Airworthiness certification of aircraft requires an Airworthiness Security Process (AWSP) to ensure safe operation under potential unauthorized interactions, particularly in the context of growing cyber threats. Regulatory authorities mandate the consideration of Intentional Unauthorized Electronic Interactions (IUEI) in the development of aircraft, airborne software, and equipment. As the industry increasingly adopts Model-Based Systems Engineering (MBSE) to accelerate development, we aim to enhance this effort by focusing on security scope definitions – a critical step within the AWSP for security risk assessment that establishes the boundaries and extent of security measures. However, our findings indicate that, despite the increasing use of model-based tools in development, these security scope definitions often remain either document-based or, when modeled, are presented at overly abstract levels, both of which limit their utility. Furthermore, we found that these definitions frequently lack alignment with airworthiness security regulations. To address these two distinct gaps, this paper presents a model-based approach for detailed security scope definitions using the Systems Modelling Language (SysML). Our approach aligns with airworthiness security regulations ED-202A / DO-326A and ED-203A / DO-356A and incorporates a SysML profile based on the CORAS language for accurate modeling of security scopes.

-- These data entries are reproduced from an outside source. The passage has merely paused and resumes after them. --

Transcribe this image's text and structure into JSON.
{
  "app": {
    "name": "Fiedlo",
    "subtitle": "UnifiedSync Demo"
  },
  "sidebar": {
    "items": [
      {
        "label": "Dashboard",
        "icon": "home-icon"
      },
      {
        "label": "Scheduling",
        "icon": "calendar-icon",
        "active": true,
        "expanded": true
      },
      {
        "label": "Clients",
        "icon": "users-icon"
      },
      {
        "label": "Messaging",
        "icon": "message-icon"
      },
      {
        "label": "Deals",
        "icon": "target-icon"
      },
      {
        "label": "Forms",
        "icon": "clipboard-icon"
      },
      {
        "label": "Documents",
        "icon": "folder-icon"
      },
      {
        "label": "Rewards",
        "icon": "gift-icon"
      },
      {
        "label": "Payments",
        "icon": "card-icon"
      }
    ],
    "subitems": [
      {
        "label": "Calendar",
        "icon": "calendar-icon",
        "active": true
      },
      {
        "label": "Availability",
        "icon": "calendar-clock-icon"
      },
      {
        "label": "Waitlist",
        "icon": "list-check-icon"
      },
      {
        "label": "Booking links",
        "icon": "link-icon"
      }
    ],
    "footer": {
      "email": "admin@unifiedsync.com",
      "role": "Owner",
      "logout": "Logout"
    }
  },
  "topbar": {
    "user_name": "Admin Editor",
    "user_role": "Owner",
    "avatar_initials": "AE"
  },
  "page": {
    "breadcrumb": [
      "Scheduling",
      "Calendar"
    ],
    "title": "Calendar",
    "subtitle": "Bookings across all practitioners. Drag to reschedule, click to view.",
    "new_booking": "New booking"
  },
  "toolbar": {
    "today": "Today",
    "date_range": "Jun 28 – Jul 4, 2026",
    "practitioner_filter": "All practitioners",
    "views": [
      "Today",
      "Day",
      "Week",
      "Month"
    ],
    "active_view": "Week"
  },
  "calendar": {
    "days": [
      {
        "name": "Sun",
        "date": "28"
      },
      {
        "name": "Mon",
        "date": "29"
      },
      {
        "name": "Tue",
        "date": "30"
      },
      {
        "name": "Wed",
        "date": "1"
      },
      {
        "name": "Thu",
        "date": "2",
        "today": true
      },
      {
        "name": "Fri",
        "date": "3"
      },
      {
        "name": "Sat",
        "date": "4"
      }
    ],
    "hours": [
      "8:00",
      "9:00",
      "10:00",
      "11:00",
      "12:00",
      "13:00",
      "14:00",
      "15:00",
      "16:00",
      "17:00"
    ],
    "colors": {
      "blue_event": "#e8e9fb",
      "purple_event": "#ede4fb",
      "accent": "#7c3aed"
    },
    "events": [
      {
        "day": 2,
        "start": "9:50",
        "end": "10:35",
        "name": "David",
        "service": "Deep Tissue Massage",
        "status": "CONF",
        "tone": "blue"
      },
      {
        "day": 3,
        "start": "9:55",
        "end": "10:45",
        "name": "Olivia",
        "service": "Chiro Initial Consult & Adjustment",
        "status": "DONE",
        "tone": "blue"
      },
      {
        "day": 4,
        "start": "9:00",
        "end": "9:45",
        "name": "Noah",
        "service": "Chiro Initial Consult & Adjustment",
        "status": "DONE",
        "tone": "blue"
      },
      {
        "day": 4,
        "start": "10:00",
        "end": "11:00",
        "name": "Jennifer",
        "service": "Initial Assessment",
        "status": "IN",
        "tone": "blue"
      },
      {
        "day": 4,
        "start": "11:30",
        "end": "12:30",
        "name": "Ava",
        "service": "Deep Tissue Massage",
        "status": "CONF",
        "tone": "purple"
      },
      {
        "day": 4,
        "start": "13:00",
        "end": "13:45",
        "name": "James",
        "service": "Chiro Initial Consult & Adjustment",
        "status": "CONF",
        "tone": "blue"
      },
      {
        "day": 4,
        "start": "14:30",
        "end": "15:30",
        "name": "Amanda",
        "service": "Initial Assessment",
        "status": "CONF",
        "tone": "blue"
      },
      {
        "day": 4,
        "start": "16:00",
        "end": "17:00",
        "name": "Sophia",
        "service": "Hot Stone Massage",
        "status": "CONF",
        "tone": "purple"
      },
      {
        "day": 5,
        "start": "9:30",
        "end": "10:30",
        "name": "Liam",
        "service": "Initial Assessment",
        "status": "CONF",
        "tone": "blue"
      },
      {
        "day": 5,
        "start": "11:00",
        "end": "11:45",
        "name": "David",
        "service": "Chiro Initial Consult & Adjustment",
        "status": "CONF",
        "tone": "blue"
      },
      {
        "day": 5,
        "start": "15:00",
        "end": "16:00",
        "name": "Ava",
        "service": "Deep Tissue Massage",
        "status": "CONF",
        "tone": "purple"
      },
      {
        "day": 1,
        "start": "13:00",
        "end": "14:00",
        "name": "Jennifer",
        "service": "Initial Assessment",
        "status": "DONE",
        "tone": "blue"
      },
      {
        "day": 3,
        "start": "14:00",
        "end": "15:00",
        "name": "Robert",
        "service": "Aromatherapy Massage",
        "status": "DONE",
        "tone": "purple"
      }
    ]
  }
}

This facilitates a model-based security risk assessment by creating unambiguously system models that represent assets through model elements, document entry points to the assets and determine their environment. This SysML-based approach supports certification related activities by ensuring that security scope definitions are comprehensive and aligned with airworthiness regulations, directly addressing the identified gaps. The approach's applicability and effectiveness are demonstrated through an illustrative example in the domain of aircraft cabin system development. Moreover, the approach provides valuable inputs that assist operators in deriving guidance for the safe operation and maintenance of the aircraft, complementing existing methods and practices.